Dans un arrêt rendu début 2011, la Cour de cassation a consacré le statut d’hébergeur de Dailymotion. Ce n’est pas un éditeur, même lorsqu’il met en ligne une vidéo envoyée par un internaute. Pour la plate-forme française, cette décision rendue par la juridiction la plus élevée de l’ordre judiciaire est particulièrement sécurisante et empêche ainsi les ayants droit de réclamer des retraits massifs de contenus.
Mais encore faut-il que Dailymotion respecte les dispositions contenues dans la loi pour la confiance dans l’économie numérique (LCEN) pour jouir pleinement de la protection conférée par le statut d’hébergeur. Or, un récent arrêt de la cour d’appel de Paris rappelle que la plate-forme peut malgré tout être condamnée. La raison ? Dailymotion a trop tardé à retirer des extraits de films notifiés par des ayants droit.
Dans leur verdict, consulté par l’AFP, les juges ont reconnu le statut d’hébergeur de Dailymotion. Toutefois, l’entreprise « a laissé s’écouler un délai de plus de trois mois entre la date à laquelle elle a eu effectivement connaissance des contenus contrefaits et la date à laquelle elle a procédé au retrait de ces contenus.
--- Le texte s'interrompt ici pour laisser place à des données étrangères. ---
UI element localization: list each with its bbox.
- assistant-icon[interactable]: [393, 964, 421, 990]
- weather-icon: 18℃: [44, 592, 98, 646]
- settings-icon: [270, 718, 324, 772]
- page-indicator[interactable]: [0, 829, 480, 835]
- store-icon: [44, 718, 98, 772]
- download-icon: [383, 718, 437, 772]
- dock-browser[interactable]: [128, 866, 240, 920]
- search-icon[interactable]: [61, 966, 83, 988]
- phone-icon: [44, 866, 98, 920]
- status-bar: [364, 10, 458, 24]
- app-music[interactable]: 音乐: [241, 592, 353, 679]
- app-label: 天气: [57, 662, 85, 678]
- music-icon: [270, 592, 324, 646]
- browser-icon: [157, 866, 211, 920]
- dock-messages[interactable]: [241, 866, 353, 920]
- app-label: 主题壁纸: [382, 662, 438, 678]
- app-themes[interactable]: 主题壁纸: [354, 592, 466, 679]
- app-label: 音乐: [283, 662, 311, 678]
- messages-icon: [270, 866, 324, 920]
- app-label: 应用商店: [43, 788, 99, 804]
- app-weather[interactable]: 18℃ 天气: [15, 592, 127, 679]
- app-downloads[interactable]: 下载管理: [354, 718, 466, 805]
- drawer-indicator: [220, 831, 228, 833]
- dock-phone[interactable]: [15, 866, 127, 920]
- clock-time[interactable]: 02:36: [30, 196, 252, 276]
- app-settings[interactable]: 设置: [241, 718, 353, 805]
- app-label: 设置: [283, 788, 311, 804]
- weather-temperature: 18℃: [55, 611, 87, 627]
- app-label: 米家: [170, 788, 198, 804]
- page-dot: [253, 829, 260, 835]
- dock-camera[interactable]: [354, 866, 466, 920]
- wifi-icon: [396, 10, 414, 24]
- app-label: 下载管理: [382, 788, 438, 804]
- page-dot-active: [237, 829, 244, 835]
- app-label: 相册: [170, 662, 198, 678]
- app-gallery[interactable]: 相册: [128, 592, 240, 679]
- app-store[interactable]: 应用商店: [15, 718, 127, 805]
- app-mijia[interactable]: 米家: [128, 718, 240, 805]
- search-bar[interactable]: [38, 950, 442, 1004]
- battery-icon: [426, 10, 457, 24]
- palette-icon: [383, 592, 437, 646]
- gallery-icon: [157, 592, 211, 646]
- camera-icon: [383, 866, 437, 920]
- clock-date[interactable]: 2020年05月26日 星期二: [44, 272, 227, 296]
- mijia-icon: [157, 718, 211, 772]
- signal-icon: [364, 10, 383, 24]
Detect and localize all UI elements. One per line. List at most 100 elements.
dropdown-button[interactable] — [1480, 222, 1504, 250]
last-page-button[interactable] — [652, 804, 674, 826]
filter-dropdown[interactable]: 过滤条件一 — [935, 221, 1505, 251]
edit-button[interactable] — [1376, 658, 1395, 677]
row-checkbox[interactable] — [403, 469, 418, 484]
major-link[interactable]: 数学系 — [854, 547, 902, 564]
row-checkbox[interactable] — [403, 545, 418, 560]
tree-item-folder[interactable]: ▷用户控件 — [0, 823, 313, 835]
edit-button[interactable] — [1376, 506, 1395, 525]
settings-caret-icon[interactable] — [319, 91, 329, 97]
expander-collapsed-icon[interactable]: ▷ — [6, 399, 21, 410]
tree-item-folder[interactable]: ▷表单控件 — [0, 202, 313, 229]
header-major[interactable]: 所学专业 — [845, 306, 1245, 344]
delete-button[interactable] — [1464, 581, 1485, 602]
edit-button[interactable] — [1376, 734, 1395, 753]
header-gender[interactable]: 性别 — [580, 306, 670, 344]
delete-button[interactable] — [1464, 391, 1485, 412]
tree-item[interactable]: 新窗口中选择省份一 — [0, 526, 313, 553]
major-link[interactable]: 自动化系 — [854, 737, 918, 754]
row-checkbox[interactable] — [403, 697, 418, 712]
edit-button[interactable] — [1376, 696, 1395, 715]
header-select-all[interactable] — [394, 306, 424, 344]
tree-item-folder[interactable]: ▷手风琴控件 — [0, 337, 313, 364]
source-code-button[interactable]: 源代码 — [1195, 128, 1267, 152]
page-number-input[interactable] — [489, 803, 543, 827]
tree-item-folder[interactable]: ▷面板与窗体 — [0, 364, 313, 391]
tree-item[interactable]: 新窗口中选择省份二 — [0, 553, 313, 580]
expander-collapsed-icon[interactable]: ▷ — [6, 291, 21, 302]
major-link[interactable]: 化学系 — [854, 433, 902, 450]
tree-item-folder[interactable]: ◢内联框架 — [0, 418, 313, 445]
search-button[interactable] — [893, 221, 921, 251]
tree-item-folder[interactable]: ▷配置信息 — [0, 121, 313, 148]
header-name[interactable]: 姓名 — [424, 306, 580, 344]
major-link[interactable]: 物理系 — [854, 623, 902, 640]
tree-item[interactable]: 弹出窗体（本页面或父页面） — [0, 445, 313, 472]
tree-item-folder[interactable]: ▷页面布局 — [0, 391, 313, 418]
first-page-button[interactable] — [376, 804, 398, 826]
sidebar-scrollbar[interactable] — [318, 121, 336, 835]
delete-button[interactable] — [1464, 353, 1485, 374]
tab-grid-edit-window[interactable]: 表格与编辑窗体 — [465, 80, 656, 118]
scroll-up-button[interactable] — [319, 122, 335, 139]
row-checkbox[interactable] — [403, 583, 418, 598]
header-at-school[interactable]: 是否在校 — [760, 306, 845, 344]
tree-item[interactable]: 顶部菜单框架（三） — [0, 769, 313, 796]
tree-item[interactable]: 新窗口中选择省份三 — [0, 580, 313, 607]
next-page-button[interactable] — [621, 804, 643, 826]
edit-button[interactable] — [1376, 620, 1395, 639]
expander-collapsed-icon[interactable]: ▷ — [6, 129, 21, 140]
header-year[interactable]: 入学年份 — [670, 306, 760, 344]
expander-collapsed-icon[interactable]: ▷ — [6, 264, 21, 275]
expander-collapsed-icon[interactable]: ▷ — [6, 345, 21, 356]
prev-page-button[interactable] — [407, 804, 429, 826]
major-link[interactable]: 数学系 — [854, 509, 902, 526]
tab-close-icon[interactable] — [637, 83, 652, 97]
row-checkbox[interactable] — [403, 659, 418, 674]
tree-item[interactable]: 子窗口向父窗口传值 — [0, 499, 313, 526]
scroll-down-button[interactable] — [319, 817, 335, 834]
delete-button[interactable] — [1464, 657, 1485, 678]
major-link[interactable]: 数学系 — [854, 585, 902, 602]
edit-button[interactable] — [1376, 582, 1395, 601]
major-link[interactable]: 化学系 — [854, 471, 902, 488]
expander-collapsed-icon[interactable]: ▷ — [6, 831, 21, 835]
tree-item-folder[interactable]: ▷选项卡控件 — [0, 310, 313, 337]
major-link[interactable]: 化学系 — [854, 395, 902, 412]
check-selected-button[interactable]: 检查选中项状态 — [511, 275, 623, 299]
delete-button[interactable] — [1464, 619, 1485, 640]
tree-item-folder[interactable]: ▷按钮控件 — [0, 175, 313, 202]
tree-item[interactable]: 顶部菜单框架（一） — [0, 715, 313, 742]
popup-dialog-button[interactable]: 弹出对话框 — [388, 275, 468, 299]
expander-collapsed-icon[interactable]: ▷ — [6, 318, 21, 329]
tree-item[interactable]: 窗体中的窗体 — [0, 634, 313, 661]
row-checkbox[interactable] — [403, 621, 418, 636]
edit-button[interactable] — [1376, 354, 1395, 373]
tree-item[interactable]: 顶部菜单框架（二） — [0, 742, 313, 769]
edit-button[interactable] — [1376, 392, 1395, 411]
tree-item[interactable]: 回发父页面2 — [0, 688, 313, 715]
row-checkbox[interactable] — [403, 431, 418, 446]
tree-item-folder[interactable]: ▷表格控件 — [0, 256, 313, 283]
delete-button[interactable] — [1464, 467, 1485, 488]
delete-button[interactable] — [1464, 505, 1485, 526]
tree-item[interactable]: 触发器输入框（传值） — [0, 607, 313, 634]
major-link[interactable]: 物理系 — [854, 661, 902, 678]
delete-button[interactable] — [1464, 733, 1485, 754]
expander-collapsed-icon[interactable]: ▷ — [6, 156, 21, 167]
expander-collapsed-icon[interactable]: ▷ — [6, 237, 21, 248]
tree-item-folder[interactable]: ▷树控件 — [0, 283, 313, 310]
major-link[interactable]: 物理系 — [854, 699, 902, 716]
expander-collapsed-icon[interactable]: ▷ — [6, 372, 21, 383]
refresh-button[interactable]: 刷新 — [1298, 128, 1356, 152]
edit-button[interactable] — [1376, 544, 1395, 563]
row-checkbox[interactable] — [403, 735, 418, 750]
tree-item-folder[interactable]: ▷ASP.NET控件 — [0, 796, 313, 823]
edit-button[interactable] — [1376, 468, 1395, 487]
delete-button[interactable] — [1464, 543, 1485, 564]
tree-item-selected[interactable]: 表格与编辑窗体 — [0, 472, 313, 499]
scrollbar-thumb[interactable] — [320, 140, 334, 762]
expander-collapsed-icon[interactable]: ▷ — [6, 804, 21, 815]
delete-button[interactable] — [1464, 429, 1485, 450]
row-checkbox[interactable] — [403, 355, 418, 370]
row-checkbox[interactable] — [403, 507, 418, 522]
Elle a ainsi manqué à l’obligation du prompt retrait qui incombe au prestataire de stockage« .
Or, la LCEN dispose qu’un hébergeur qui ne choisit pas les contenus qu’il héberge – en l’occurrence les vidéos envoyées par les internautes sur Dailymotion – ne peut être tenu civilement ou pénalement responsable que s’il a connaissance d’activités ou d’informations manifestement illicites et qu’il n’agit pas promptement pour retirer ces informations ou en rendre l’accès impossible.
Et si la notification des ayants droit a bien été reçue par Dailymotion, les juges ont considéré qu’un délai de trois mois n’était pas compatible avec le principe de promptitude inscrit dans la LCEN. D’autant que, toujours selon les magistrats, le site « a manqué à son obligation de rendre impossible à des contenus précédemment retirés un nouvel accès« .
La cour d’appel de Paris a donc confirmé le premier jugement rendu en juin 2010 et en a doublé les peines : 60 000 euros de dommages et intérêts pour les ayants droit (30 000 euros à chacun des producteurs du film d’horreur Sheitan). Le montant a été calculé sur la base du nombre de visionnages, 12 000. Dailymotion devra en outre verser 20 000 euros pour couvrir les frais de justice.
Au-delà du calcul du préjudice, la question de la longueur des extraits concernés se pose. Si ces derniers font quelques secondes ou plusieurs minutes, ce n’est pas pareil dans l’analyse du temps de réaction de Dailymotion. Mais en tout état de cause, il n’y a pas de droit à la citation en matière audiovisuelle en France, entraînant l’interdiction de tout extrait quelle que soit sa longueur.
Ce qui rend d’autant plus intéressante l’idée d’introduire un « fair use » en France.